North Carolina officials are debating how to respond to toxic-metal pollution found in wells near facilities run by Duke Energy, the nation’s largest electric company.
“Hundreds of homeowner wells near Duke’s plants, including two in Gaston and Rowan counties, were found with elevated levels of potentially toxic metals. The biggest concern was hexavalent chromium, which might cause cancer when found in drinking water,” The Charlotte Observer reported.
“Duke says the hexavalent chromium in the wells didn’t come from its stocks of coal ash stored at the plants. But state legislators last year ordered Duke to offer alternate water to its neighbors,” the report said.
Most of the affected residents will be connected to municipal water lines, the report said.

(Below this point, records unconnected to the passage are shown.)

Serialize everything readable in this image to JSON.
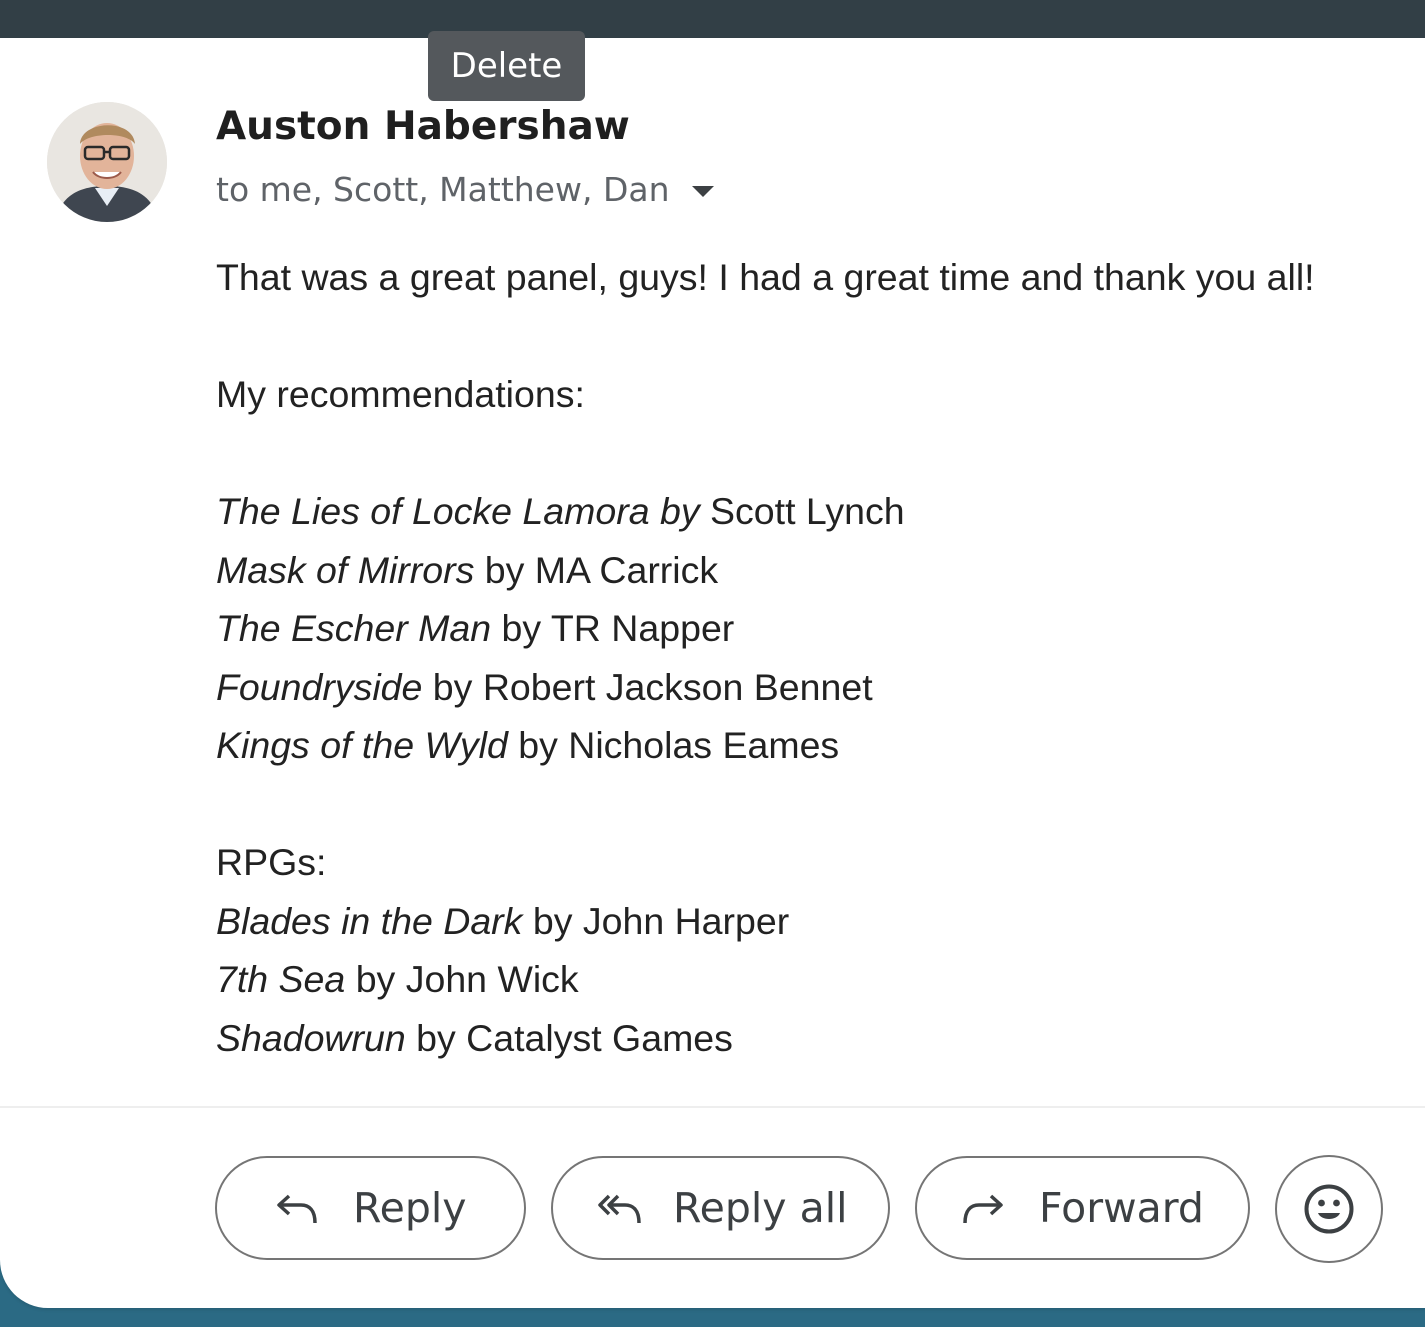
{
  "tooltip": {
    "text": "Delete"
  },
  "sender": {
    "name": "Auston Habershaw",
    "recipients": "to me, Scott, Matthew, Dan",
    "avatar_icon": "sender-avatar-photo"
  },
  "message": {
    "greeting": "That was a great panel, guys! I had a great time and thank you all!",
    "recommendations_heading": "My recommendations:",
    "books": [
      {
        "title": "The Lies of Locke Lamora by ",
        "author": "Scott Lynch"
      },
      {
        "title": "Mask of Mirrors",
        "author": " by MA Carrick"
      },
      {
        "title": "The Escher Man",
        "author": " by TR Napper"
      },
      {
        "title": "Foundryside",
        "author": " by Robert Jackson Bennet"
      },
      {
        "title": "Kings of the Wyld",
        "author": " by Nicholas Eames"
      }
    ],
    "rpgs_heading": "RPGs:",
    "rpgs": [
      {
        "title": "Blades in the Dark",
        "author": " by John Harper"
      },
      {
        "title": "7th Sea",
        "author": " by John Wick"
      },
      {
        "title": "Shadowrun",
        "author": " by Catalyst Games"
      }
    ]
  },
  "actions": {
    "reply_label": "Reply",
    "reply_all_label": "Reply all",
    "forward_label": "Forward",
    "emoji_icon": "emoji-react-icon"
  },
  "colors": {
    "top_bar": "#323f46",
    "page_bottom": "#2b6a84",
    "tooltip_bg": "#54585c",
    "button_border": "#757575"
  }
}
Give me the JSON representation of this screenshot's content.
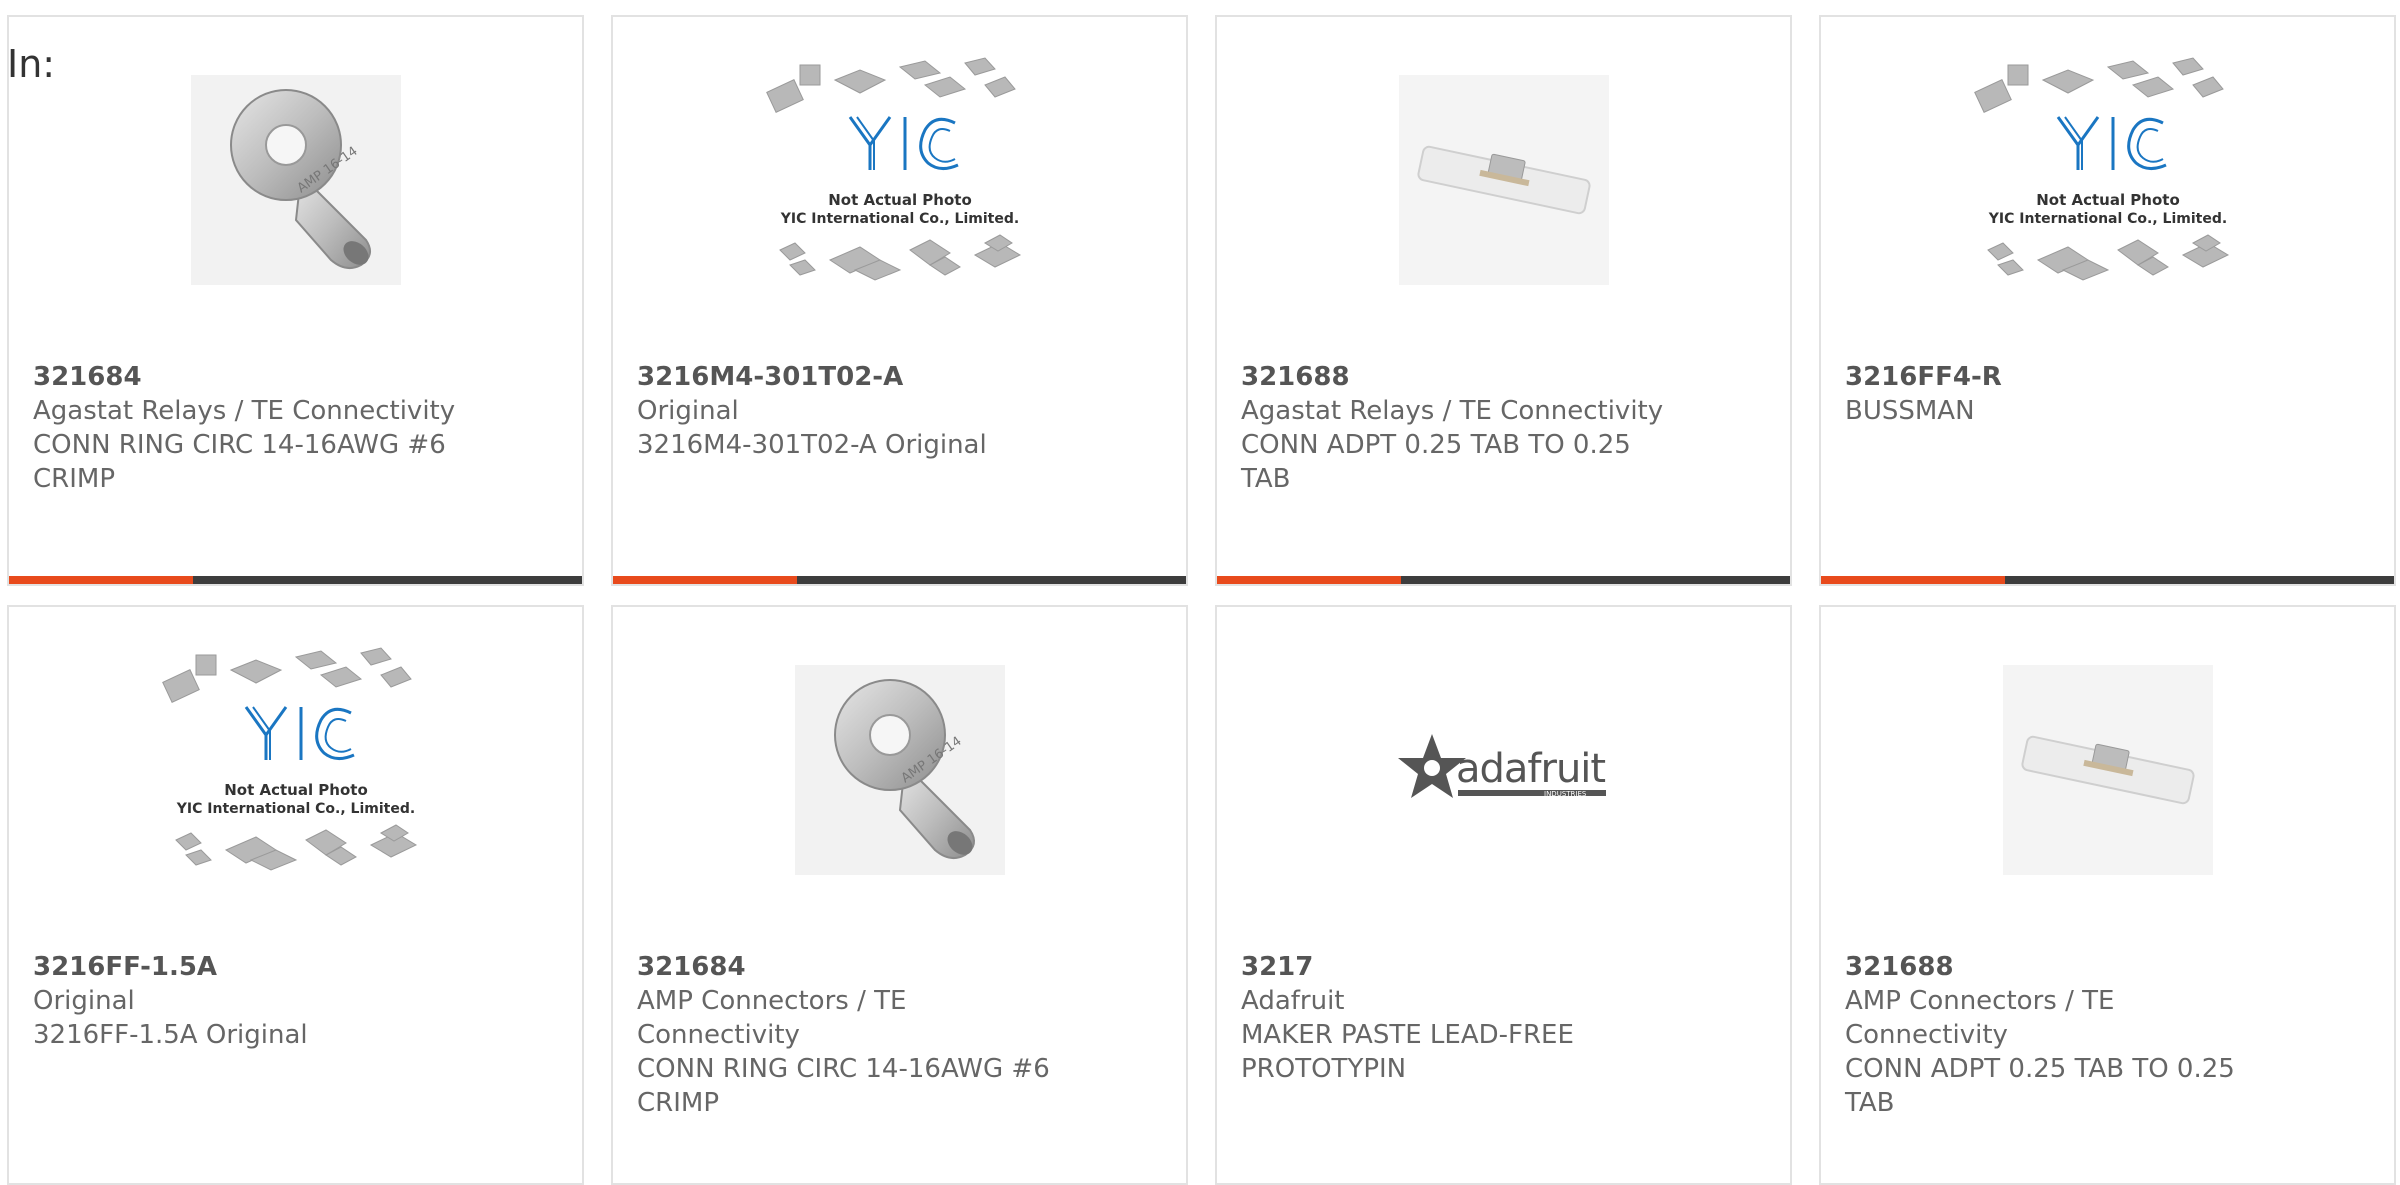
{
  "filter": {
    "label": "In:"
  },
  "colors": {
    "accent": "#e84a1c",
    "bar": "#3d3d3d",
    "yic_blue": "#1a76c2"
  },
  "placeholder": {
    "line1": "Not Actual Photo",
    "line2": "YIC International Co., Limited.",
    "logo": "YIC"
  },
  "brand_logo": {
    "text": "adafruit",
    "subtext": "INDUSTRIES"
  },
  "products": [
    {
      "part": "321684",
      "manufacturer": "Agastat Relays / TE Connectivity",
      "description": [
        "CONN RING CIRC 14-16AWG #6",
        "CRIMP"
      ],
      "image": "ring-terminal-icon",
      "stamp": "AMP 16-14"
    },
    {
      "part": "3216M4-301T02-A",
      "manufacturer": "Original",
      "description": [
        "3216M4-301T02-A Original"
      ],
      "image": "yic-placeholder-icon"
    },
    {
      "part": "321688",
      "manufacturer": "Agastat Relays / TE Connectivity",
      "description": [
        "CONN ADPT 0.25 TAB TO 0.25",
        "TAB"
      ],
      "image": "tab-adapter-icon"
    },
    {
      "part": "3216FF4-R",
      "manufacturer": "BUSSMAN",
      "description": [],
      "image": "yic-placeholder-icon"
    },
    {
      "part": "3216FF-1.5A",
      "manufacturer": "Original",
      "description": [
        "3216FF-1.5A Original"
      ],
      "image": "yic-placeholder-icon"
    },
    {
      "part": "321684",
      "manufacturer": "AMP Connectors / TE Connectivity",
      "description": [
        "CONN RING CIRC 14-16AWG #6",
        "CRIMP"
      ],
      "image": "ring-terminal-icon",
      "stamp": "AMP 16-14"
    },
    {
      "part": "3217",
      "manufacturer": "Adafruit",
      "description": [
        "MAKER PASTE LEAD-FREE",
        "PROTOTYPIN"
      ],
      "image": "adafruit-logo-icon"
    },
    {
      "part": "321688",
      "manufacturer": "AMP Connectors / TE Connectivity",
      "description": [
        "CONN ADPT 0.25 TAB TO 0.25",
        "TAB"
      ],
      "image": "tab-adapter-icon"
    }
  ]
}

There are nearly one thousand households affected by the problem.
The proposal to hook residents up to municipal lines “follows a new state law passed in response to concerns that metals found in ash might have contaminated private wells. The law requires Duke to offer to hook up neighbors who live within a half-mile of its basins to public water systems or to install filtration systems for their wells,” The Charlotte Observer previously reported.
North Carolina stakeholders are debating who will shoulder cost burdens in the aftermath of the toxic metal revelations.
“The nation's largest electric company wants regulators in North Carolina to force consumers to pay nearly $200 million a year to clean up the toxic byproducts of burning coal to generate power. That doesn't sit well with neighbors of the power plants who have been living on bottled water since toxic chemicals appeared in some of their wells,” the Associated Press reported.
Duke Energy raised eyebrows when it sought to raise electric bills in part to raise nearly $200 million to address coal ash cleanup costs.
“Coal ash contains arsenic, lead, mercury and other elements that may be hazardous in sufficient concentrations. Duke Energy denies that its basins contaminate the surrounding groundwater. But environmentalists and state regulators say those heavy metals could be seeping through the unlined bottoms of pits where liquefied coal ash has been stored for decades, into natural sources for wells where worrying concentrations have been documented,” the AP reported.